Buffalo Bill et les Indiens de Robert Altman (1976)
En 1885, Buffalo Bill (Paul Newman), le célèbre chasseur de bisons, décide de monter un grand spectacle dans un cirque, le Wild West Show, pour y raconter la grande légende de l’Ouest américain. Il a besoin d’Indiens. Il en achète un, prisonnier de l’armée, qui a pour nom Sitting Bull… Buffalo Bill et les Indiens appartient à ces westerns américains des années 70 dits « de gauche », qui tendaient à corriger la légende de l’Amérique, renverser l’image du bon blanc et du méchant indien, et à défendre la cause des Amérindiens. Celui-là est l’un des plus beaux. Le cirque, ici, est le lieu pathétique où Sitting Bull tente de changer le cours des choses, mais personne ne veut l’écouter. Dans un film de Clint Eastwood (1980), Bronco Billy, on retrouve le même type de spectacle sur la conquête de l’Ouest, très courant aux Etats-Unis. Celui-ci est minable, au bord de la faillite. Le chapiteau cache la triste vérité sous ses flonflons, mais elle finit toujours par apparaître, sous le strass et les paillettes qui ‘envolent, le maquillage qui coule.

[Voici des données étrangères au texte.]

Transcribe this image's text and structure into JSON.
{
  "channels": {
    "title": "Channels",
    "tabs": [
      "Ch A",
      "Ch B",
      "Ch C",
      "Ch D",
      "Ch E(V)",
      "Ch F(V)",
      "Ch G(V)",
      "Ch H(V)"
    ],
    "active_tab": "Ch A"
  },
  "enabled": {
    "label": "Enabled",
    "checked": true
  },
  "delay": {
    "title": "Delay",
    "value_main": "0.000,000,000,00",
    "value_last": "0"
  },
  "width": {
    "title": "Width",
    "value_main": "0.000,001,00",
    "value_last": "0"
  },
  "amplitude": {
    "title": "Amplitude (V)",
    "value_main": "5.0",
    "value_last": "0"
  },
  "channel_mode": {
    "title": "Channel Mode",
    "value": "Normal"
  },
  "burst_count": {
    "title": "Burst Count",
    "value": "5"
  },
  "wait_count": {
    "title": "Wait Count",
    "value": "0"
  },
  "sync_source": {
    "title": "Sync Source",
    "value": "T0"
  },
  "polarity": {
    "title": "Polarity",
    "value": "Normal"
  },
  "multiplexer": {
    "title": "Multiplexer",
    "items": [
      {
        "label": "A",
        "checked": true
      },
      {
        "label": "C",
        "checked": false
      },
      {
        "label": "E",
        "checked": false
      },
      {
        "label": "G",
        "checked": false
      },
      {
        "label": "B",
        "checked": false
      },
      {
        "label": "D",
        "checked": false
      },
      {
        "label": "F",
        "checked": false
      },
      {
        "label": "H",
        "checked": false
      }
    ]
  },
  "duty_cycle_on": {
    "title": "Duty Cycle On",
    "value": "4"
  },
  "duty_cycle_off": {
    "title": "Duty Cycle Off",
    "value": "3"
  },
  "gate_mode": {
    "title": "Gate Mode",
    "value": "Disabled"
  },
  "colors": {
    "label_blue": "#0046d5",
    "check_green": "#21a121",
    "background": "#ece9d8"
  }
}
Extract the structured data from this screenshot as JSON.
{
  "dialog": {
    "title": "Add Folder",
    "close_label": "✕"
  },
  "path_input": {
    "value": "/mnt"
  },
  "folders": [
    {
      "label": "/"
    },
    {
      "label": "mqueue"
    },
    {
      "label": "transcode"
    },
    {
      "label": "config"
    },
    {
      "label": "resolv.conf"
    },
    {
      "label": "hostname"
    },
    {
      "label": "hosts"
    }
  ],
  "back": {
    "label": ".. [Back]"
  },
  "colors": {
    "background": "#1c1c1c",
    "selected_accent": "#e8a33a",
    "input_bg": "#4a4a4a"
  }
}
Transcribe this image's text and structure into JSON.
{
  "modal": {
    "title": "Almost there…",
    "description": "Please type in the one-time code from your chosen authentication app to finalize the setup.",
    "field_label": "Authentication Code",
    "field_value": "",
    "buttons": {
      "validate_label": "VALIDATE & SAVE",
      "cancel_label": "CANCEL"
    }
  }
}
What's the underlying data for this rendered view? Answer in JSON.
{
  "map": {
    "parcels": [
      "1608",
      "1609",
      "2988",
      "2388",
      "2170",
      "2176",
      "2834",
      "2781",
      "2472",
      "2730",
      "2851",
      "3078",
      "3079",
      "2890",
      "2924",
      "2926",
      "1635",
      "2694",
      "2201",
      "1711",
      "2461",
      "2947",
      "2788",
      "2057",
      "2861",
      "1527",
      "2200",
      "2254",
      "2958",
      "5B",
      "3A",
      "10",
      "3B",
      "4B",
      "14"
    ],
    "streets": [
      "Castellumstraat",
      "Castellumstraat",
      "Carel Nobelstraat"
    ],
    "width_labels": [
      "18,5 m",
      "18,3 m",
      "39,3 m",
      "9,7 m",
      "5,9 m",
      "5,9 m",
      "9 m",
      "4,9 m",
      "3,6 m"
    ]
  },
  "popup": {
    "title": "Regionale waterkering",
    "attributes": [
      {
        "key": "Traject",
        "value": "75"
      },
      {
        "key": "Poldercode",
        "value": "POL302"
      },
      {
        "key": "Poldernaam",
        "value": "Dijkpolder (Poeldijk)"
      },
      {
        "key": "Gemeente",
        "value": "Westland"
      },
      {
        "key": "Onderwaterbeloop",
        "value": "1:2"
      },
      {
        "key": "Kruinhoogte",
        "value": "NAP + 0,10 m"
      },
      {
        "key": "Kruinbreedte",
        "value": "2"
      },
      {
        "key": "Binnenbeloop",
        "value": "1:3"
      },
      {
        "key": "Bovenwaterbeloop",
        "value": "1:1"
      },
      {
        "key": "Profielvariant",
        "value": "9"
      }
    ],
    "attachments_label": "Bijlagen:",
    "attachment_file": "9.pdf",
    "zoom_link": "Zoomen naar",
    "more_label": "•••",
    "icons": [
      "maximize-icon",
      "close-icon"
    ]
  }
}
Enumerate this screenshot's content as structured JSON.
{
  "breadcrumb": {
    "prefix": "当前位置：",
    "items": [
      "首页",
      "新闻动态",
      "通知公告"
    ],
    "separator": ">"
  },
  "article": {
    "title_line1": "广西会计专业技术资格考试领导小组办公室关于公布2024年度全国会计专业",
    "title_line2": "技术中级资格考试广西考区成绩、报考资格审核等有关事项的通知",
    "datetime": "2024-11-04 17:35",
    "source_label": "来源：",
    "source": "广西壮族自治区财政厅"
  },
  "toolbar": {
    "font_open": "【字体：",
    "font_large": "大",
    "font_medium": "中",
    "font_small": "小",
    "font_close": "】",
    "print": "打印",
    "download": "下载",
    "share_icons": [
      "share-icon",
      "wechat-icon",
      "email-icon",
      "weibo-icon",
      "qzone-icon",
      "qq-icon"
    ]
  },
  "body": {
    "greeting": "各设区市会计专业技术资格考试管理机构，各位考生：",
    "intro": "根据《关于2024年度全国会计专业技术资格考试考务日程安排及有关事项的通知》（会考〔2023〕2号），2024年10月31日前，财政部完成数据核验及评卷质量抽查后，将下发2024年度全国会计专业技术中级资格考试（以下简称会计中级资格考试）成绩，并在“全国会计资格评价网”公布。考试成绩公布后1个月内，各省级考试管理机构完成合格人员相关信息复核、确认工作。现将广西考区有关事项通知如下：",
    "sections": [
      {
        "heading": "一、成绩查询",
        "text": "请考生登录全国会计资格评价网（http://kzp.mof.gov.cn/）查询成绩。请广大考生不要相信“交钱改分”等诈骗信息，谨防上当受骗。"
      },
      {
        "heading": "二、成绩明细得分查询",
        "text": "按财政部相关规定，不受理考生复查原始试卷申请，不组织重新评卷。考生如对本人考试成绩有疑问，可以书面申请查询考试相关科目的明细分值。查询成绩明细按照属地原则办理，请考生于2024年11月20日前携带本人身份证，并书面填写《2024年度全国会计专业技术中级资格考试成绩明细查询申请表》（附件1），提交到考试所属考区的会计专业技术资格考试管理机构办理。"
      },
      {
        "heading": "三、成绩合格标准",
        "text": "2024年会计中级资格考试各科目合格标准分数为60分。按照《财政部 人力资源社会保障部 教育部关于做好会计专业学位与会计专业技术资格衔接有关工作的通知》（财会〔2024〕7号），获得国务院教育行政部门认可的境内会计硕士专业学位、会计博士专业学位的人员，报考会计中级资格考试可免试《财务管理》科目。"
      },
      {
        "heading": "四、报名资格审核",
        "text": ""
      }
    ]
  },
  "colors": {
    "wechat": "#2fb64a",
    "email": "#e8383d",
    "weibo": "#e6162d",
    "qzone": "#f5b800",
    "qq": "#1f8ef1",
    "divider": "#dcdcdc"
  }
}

Les ailes du désir de Wim Wenders (1987)
Une jolie fille sur une balançoire (Solveig Dommartin). Les ailes du désir n’est pas spécifiquement un film sur le cirque, mais le héros du film, un ange, Damiel (Bruno Ganz), veut déchoir et devenir un homme pour l’amour de cette femme toute de grâce, à la fois terrestre et aérienne, qui vit dans un monde de couleurs alors que les anges voient tout en noir et blanc. Mais accepter de devenir un simple humain et de voir la beauté, c’est aussi accepter aussi sa mort. Le cirque, lieu de sérénité, d’amour et de beauté.
Madagascar 3 (2012) de Eric Darnell, Conrad Vernon et Tom McGrath
Troisième épisode de la saga d’animation de Dreamworks. Alex le lion, Marty le zèbre, Gloria l’hippopotame et Melman la girafe cherchent une fois de plus à rentrer chez eux, c’est-à-dire le zoo de Central Park, à New York. Ils sont parvenus à se réfugier dans un cirque européen. Mais ignorant les codes du cirque, ils le réiventent à leur manière… Toujours poursuivis par la police. Le cirque, là aussi, est un lieu de refuge, mais aussi de liberté et de délire.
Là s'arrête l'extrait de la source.